Fed’s Bostic: Economy returning to normal faster than expected so policy should as well
By Howard Schneider
WASHINGTON (Reuters) – The U.S. economy is close to normal rates of inflation and unemployment and the Federal Reserve needs monetary policy to “normalize” as well, Atlanta Federal Reserve president Raphael Bostic said Monday in comments that suggested openness to a quick pace of interest rate cuts in coming months.
“Progress on inflation and the cooling of the labor market have emerged much more quickly than I imagined at the beginning of the summer,” Bostic said in comments prepared for delivery to the European Economics and Financial Centre. “In this moment, I envision normalizing monetary policy sooner than I thought would be appropriate even a few months ago.”
“Normalizing” refers to returning the Fed’s policy rate of interest to a level that neither encourages or discourages investment and spending, a level felt to be somewhat below the range of 4.75% to 5% set last week after the Fed began easing policy with a half-point cut.

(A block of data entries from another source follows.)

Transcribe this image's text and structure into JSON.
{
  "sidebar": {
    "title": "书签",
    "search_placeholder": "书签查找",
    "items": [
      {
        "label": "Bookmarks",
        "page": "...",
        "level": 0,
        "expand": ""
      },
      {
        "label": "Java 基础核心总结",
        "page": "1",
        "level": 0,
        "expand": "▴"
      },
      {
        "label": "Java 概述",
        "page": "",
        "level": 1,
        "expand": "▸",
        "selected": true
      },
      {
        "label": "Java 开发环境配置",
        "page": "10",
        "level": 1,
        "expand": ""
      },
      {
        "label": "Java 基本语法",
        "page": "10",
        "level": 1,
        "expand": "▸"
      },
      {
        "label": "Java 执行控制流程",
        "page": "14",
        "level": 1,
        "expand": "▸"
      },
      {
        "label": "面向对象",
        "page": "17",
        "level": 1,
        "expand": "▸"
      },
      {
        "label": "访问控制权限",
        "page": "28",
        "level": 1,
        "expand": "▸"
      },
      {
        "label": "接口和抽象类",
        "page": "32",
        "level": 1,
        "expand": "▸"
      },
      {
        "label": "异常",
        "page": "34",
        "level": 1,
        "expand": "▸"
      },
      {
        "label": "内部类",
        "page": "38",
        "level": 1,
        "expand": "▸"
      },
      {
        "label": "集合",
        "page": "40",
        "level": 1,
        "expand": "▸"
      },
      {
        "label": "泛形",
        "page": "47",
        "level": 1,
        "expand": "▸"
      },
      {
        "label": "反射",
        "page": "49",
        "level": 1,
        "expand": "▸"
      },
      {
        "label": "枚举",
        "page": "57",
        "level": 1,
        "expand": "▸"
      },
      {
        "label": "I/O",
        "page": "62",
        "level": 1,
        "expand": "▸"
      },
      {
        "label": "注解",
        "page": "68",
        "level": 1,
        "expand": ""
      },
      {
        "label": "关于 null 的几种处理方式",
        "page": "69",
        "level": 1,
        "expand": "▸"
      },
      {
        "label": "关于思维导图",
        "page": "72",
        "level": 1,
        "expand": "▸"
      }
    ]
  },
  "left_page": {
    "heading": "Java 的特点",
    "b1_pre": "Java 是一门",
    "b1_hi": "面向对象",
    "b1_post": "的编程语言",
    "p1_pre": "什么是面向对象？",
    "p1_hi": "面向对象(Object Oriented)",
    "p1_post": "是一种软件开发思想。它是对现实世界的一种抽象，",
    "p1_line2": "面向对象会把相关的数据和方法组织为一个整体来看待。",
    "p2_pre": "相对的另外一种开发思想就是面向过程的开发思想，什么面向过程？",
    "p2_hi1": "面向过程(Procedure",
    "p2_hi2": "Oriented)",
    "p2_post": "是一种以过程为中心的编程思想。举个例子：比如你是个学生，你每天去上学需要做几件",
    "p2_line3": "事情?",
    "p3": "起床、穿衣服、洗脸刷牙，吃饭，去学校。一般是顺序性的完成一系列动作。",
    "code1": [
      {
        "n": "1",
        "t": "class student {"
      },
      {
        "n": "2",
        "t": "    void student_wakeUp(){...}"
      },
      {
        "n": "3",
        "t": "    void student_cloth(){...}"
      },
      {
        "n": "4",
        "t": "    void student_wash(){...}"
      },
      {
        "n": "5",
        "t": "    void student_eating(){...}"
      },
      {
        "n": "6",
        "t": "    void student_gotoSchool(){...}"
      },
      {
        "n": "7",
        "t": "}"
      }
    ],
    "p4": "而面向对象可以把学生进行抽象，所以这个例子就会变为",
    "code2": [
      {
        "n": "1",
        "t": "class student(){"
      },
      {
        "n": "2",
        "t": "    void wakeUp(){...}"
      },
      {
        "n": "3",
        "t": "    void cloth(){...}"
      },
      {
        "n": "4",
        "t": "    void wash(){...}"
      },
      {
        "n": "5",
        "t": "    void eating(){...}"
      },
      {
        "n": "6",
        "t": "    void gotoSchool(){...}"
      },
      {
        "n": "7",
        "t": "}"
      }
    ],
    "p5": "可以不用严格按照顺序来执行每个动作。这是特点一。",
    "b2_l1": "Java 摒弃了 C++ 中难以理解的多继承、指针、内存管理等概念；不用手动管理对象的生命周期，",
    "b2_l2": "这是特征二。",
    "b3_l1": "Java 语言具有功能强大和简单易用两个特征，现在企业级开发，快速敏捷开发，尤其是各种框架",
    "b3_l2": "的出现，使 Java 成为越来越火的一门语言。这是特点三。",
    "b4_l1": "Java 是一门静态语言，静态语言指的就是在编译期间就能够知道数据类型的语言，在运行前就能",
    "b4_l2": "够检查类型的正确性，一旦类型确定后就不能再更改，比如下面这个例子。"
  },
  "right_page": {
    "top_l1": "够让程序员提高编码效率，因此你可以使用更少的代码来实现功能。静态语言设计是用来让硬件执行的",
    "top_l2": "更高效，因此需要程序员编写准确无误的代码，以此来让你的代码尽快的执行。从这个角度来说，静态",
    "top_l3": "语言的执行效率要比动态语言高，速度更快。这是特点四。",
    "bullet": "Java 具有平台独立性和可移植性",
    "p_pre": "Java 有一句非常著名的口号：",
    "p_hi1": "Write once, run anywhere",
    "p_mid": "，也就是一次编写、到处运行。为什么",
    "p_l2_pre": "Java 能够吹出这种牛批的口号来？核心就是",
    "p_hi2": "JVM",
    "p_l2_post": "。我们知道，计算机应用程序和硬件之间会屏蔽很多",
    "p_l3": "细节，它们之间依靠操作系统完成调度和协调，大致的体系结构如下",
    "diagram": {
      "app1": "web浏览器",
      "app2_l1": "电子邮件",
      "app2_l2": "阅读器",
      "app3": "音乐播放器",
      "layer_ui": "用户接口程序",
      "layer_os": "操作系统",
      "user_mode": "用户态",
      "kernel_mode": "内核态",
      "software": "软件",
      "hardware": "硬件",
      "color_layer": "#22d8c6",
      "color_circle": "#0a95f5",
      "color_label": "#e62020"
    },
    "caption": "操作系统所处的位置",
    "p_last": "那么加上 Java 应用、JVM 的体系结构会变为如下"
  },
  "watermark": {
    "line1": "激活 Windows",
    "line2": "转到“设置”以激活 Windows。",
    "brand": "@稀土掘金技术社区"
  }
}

Bostic said disagreement over the precise normal or “neutral” rate of interest was of little importance while rates remained this high, with balanced risks to both inflation and the unemployment rate, currently 4.2%. He said he supported the half-point cut approved last week as a compromise between the fact that inflation remains a half-point above the Fed’s 2% target, with housing prices still rising faster than hoped for, and the sense the economy and the job market are slowing.
Bostic earlier in the year expected a less aggressive pace of cuts and a later start, and said the larger cut last week “does not lock in a cadence for further moves” that will depend on incoming data.
But, he said, “inflation has fallen faster than I had expected, and the most recent data solidify my conviction that the US economy is indeed sustainably on the path back to price stability.” He noted businesses said their pricing power had “all but evaporated” and some important recent measures of inflation were below the Fed’s target.
Firms, meanwhile, are taking a more deliberate approach to hiring as well, he said, though they do not yet seem to be at the point of laying off workers.
“We have made sufficient progress on inflation, and the labor market has exhibited enough cooling, that the time has come to shift the direction of monetary policy to better reflect the more balanced risks,” he said.